1886 United States Coin Value
Depending on how well it survived, a 1886 United States Coin brings anywhere from its melt value to well into four figures. Where your coin lands depends on wear, strike and surface quality.
Public domain image (struck or printed before 1926). Click to enlarge.
1886 United States Coin value by grade
| Grade | Estimated value |
|---|
Estimated retail range. Estimates are modeled from mintage rarity and metal content, not auction records. Actual sale prices vary with certification, eye appeal and market timing.
What is a 1886 United States Coin worth right now?
The market for the 1886 United States Coin is driven by condition above all.
1886 United States Coin specifications
- Series
- United States Coinage
- Year
- 1886
- Mint mark
- None (Philadelphia)
- Mintage
- Not recorded
- Composition
- Silver
Why this coin has no mint mark
The 1886 United States Coin was struck at the Philadelphia Mint, which used no mint mark in this era. If you find no letter where branch-mint coins carry one (check the usual position for this series), you are holding a Philadelphia issue.
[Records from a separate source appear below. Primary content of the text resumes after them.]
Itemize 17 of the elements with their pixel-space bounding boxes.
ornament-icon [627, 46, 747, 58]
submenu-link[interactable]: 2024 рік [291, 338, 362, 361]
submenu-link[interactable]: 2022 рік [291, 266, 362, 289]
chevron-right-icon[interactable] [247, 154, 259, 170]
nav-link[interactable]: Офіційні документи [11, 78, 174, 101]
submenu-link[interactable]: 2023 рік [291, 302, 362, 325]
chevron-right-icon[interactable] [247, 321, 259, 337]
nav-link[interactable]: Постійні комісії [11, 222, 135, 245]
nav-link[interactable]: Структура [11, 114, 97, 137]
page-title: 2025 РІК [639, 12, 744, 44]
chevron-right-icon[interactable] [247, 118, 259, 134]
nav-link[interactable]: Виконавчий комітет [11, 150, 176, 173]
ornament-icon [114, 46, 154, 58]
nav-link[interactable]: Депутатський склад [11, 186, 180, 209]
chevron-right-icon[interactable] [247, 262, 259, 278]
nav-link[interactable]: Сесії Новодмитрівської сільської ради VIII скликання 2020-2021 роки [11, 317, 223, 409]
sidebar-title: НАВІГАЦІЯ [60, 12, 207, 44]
What makes the 1886 United States Coin valuable
Official mintage figures for the 1886 United States Coin are not well established. The museum-documented specimens behind our specifications provide the physical reference points for the issue, and the market prices it on observed scarcity.
Context adds the final layer to the 1886 United States Coin. Documented United States coin types preserved in museum collections, with measured specifications for each date, denomination and mint. Owning this date means owning a piece of that story, and demand for the series as a whole sustains liquidity for every issue in it.
1886 United States Coin inscriptions & design
Obverse
UNITED STATES OF AMERICA / LIBERTY (on shield) / (date)
Liberty seated, with shield and liberty cap on pole
Reverse
ONE / DIME
Cereal wreath
Measured 1886 United States Coin specimens
1 physically measured 1886 United States Coin example in our reference database. Real measured weights and die axes let you authenticate a coin against the g, mm minting standard.
| Specimen | Weight | Diameter | Die axis | References |
|---|---|---|---|---|
| 1886 United States Coin #1 | - | - | - | - |
Specifications compiled from documented museum specimens. See our data & methodology page.